You can see both codes here (I’ve printed the detail of the GPU I used to make sure):
- Colab K80: Google Colab
- Gradient P6000: Paperspace Console
for convenience I show some parts of the code here:
The Model:
class Net(nn.Module):
def __init__(self):
super(Net, self).__init__()
self.conv1 = nn.Conv2d(3, 16, kernel_size=4, stride=1, padding=0)
self.pool = nn.MaxPool2d(kernel_size=3, stride=2, padding=0)
self.conv2 = nn.Conv2d(16, 32, kernel_size=3, stride=1, padding=0)
self.fc1 = nn.Linear(39200, 512)
self.fc2 = nn.Linear(512, 5)
self.do = nn.Dropout()
def forward(self, x):
x = self.pool(F.relu(self.conv1(x)))
x = self.pool(F.relu(self.conv2(x)))
x = x.reshape(x.shape[0], -1)
x = self.do(F.relu(self.fc1(x)))
x = self.fc2(x)
return x
The Training Loop:
import time
s = time.time()
model.train()
for i in range(epoch):
total_loss = 0
total_sample = 0
total_correct = 0
for image, label in trainloaders:
image = image.to('cuda')
label = label.to('cuda')
out = model(image)
loss = criterion(out, label)
optimizer.zero_grad()
loss.backward()
optimizer.step()
total_loss += loss.item()
total_sample += len(label)
total_correct += torch.sum(torch.max(out,1)[1]==label).item()*1.0
print(f"epoch {i} loss:{total_loss/total_sample} acc:{total_correct/total_sample}")

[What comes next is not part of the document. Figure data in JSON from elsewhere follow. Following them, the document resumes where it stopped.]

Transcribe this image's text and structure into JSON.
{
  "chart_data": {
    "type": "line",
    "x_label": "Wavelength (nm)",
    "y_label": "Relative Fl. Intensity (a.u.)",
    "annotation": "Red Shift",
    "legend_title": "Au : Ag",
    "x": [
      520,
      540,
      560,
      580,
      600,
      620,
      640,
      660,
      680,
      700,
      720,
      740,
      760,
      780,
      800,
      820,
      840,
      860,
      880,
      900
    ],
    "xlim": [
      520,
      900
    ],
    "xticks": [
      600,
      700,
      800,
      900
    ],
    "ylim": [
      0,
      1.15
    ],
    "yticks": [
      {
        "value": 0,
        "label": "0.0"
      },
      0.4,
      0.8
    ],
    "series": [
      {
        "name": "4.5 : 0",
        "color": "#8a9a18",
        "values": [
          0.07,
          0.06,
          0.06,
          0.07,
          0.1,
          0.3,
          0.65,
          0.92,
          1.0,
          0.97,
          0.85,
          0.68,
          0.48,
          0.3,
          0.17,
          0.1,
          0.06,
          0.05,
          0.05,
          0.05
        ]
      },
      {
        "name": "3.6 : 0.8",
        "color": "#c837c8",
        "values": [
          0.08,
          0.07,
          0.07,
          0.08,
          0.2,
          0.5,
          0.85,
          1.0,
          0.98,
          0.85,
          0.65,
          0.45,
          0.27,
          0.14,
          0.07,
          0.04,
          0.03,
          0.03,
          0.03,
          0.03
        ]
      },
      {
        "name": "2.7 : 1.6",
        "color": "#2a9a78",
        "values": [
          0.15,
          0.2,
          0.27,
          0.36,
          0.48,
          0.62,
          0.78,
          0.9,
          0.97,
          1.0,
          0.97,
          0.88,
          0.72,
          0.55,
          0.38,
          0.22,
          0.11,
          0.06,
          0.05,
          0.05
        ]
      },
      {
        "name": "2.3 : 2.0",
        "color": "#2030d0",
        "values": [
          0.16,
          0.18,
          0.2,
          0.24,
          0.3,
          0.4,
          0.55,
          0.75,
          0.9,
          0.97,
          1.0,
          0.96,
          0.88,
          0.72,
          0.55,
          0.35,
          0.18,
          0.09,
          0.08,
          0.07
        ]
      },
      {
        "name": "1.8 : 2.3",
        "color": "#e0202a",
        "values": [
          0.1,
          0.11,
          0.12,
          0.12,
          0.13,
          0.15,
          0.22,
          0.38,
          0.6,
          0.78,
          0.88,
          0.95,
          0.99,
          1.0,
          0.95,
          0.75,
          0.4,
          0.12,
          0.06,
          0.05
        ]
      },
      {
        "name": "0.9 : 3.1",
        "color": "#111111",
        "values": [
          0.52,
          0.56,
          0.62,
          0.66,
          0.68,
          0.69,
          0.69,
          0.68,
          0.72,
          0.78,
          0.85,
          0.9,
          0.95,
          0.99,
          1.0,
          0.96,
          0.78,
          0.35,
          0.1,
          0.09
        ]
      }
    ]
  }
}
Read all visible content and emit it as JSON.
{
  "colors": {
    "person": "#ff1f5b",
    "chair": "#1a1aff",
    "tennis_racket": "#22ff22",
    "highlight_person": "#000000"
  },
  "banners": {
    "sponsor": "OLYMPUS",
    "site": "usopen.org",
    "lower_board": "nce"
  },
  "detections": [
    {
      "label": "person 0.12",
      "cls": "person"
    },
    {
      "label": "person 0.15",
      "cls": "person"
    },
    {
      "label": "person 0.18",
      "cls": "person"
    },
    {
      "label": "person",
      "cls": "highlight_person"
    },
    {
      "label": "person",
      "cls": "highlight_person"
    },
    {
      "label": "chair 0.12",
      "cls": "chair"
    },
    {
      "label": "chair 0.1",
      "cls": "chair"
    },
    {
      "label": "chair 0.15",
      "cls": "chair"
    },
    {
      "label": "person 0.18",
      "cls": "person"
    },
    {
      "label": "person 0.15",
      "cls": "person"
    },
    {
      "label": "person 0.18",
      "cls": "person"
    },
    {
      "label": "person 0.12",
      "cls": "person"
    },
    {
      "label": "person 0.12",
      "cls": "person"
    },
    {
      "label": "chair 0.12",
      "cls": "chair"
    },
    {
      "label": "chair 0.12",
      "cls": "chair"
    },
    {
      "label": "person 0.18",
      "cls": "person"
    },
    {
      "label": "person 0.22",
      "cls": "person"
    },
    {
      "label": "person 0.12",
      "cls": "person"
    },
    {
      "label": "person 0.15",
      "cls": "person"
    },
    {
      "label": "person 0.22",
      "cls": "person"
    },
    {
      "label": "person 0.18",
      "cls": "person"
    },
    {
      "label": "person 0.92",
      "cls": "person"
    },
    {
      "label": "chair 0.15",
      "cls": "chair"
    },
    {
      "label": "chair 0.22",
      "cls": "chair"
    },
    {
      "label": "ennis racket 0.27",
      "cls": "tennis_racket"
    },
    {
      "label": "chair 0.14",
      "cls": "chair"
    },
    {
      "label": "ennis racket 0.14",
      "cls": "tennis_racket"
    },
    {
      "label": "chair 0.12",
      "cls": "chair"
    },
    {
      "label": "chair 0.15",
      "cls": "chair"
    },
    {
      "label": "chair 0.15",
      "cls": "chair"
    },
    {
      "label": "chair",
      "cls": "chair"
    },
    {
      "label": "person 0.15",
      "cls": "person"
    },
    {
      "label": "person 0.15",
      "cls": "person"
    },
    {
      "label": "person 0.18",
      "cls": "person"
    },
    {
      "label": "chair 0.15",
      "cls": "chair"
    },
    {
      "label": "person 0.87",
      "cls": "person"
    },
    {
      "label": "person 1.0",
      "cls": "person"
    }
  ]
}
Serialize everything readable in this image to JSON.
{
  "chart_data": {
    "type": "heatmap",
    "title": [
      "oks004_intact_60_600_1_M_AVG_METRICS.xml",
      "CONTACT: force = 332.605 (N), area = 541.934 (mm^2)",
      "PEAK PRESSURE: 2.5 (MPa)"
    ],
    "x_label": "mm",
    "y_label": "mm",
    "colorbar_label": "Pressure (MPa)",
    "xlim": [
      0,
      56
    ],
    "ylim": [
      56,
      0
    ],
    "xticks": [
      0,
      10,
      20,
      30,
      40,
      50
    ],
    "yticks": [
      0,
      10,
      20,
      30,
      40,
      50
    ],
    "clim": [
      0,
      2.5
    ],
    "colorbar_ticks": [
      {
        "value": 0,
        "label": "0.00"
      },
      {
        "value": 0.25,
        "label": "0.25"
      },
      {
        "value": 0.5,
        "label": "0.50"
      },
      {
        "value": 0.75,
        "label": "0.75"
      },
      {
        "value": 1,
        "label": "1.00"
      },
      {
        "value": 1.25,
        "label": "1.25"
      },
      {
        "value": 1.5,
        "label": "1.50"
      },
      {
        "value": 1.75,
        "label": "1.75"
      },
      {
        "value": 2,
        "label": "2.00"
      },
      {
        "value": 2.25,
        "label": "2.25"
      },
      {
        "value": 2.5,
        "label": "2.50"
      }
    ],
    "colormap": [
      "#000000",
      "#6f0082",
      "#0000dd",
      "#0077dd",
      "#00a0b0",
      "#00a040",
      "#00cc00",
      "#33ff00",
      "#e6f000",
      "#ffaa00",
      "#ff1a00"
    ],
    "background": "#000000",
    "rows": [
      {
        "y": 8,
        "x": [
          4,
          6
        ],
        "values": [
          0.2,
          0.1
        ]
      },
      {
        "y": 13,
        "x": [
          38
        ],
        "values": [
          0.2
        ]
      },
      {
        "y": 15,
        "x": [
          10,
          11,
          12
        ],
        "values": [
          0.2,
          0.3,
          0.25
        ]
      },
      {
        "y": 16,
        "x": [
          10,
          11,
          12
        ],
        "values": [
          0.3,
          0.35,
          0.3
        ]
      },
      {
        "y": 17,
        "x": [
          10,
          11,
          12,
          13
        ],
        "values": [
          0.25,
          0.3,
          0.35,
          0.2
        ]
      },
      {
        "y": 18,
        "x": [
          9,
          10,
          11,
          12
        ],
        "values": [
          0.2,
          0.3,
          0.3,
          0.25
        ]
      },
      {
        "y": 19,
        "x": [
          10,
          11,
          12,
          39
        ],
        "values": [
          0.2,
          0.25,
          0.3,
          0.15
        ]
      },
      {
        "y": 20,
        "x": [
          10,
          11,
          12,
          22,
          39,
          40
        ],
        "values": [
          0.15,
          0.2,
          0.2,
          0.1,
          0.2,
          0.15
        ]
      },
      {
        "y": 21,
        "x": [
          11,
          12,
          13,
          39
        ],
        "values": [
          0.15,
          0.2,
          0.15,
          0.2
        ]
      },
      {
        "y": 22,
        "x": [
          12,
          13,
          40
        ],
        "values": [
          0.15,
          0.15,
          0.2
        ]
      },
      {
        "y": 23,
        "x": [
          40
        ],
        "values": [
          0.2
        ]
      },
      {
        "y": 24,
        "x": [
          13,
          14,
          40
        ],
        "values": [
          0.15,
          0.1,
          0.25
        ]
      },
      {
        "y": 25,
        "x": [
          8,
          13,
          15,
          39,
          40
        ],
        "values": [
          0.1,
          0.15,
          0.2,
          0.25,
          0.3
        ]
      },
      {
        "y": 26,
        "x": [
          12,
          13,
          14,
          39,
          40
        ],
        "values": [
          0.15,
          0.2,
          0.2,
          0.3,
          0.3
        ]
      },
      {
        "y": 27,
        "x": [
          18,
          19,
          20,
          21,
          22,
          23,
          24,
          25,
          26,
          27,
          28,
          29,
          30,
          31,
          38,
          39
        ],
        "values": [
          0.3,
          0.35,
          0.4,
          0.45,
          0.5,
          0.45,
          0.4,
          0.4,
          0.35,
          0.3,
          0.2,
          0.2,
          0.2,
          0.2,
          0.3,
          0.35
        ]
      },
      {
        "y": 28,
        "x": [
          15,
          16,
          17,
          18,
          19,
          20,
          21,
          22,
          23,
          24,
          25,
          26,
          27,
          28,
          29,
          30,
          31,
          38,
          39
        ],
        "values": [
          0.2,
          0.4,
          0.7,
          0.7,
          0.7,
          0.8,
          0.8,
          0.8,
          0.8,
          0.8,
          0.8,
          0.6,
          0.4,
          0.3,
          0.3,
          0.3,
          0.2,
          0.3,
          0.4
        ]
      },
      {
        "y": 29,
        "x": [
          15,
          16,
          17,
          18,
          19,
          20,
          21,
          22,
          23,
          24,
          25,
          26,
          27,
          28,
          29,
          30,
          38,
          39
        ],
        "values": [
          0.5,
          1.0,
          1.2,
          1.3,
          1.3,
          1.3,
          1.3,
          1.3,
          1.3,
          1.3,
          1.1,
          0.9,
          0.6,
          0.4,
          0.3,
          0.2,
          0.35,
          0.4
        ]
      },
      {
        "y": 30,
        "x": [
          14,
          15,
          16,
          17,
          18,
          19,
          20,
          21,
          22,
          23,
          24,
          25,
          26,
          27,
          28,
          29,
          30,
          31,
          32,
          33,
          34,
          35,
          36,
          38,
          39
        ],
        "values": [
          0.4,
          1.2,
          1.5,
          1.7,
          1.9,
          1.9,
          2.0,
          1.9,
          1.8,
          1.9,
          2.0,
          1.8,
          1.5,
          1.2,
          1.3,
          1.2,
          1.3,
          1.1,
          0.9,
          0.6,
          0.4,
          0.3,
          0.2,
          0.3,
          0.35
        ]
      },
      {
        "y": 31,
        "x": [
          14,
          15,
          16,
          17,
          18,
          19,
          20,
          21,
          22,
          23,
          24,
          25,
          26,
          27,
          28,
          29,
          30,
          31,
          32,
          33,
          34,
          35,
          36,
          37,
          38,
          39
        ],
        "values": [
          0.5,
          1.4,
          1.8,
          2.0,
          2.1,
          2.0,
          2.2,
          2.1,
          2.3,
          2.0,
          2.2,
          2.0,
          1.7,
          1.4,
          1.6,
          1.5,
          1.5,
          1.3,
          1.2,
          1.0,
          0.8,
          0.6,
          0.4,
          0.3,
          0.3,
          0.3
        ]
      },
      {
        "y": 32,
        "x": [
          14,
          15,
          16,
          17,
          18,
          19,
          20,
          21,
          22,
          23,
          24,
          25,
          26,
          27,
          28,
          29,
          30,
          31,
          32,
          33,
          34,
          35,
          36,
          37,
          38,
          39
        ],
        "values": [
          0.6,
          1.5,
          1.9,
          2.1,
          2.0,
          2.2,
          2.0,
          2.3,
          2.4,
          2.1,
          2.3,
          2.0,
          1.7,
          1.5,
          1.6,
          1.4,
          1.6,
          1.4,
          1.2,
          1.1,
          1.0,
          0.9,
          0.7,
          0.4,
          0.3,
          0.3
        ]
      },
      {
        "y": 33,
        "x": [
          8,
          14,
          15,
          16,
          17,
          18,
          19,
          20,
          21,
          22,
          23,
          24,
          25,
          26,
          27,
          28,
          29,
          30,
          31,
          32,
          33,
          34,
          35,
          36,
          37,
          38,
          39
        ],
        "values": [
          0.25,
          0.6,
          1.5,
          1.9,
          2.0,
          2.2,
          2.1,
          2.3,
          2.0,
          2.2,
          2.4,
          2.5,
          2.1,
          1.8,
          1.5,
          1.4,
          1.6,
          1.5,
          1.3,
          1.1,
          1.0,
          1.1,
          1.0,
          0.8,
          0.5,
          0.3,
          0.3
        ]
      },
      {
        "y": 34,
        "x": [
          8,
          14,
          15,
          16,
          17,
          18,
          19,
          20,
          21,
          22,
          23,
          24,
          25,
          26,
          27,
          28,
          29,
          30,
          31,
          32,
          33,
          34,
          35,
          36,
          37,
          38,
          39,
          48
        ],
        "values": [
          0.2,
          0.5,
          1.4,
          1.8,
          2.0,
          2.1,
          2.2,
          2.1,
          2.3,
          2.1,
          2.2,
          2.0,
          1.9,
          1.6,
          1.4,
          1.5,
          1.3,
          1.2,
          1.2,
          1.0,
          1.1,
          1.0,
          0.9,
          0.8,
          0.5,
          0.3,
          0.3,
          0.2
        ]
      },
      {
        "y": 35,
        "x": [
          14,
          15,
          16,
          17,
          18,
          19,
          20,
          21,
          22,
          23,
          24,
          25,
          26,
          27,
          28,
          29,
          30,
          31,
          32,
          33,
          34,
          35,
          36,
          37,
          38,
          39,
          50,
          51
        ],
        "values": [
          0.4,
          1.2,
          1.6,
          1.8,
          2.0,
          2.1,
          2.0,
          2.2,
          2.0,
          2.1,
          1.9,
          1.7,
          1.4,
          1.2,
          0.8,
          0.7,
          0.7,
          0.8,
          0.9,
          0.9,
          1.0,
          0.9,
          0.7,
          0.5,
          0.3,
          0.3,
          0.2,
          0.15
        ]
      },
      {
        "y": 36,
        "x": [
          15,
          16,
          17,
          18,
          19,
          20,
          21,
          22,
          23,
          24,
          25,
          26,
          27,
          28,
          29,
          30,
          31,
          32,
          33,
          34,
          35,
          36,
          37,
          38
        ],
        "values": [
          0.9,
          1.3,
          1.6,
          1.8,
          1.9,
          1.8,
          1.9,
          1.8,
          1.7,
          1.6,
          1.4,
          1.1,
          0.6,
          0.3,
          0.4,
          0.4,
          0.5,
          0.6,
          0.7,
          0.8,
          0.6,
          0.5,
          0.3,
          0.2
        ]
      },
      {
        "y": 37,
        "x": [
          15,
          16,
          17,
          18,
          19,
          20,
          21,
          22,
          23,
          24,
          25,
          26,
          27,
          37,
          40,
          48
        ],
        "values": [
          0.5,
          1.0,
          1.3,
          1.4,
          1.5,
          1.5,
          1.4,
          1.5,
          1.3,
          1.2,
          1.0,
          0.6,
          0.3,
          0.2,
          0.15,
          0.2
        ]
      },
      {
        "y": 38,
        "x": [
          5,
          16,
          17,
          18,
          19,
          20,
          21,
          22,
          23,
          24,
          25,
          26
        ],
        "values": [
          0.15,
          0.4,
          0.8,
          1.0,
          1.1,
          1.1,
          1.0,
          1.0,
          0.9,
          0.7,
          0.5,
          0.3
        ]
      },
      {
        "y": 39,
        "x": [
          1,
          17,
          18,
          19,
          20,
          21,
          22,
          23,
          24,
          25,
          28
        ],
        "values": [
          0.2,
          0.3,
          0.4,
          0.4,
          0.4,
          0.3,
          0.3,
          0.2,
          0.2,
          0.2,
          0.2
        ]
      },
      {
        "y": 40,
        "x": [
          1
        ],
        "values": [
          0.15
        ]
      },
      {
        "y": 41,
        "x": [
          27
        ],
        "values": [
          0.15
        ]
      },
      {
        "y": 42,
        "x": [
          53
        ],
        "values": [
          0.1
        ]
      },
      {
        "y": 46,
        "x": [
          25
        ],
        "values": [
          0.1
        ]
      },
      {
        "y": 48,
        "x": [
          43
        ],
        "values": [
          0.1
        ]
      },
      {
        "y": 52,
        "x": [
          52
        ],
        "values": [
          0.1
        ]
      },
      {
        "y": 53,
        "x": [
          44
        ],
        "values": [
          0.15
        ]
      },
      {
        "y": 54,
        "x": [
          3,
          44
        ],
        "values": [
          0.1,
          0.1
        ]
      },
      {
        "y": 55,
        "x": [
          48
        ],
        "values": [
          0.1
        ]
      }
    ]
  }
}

e = time.time() # TRAINING TIME
print(e-s)
as far as I know, P6000 has better performance than K80, but when I measure the model training time using the code above, it shows that K80 only needs ~110s to train the model for 20 epochs, while P6000 needs ~140s (you can see the output in the code above).
I’ve run the code several times, restarted the kernel, or run another day but it always shows similar result. I’ve also tried using torch.cuda.synchronize()
but the result is still the same.
I realize it only happens in my PyTorch Code, when I use Tensorflow, P6000 much faster than K80
Why did it happen?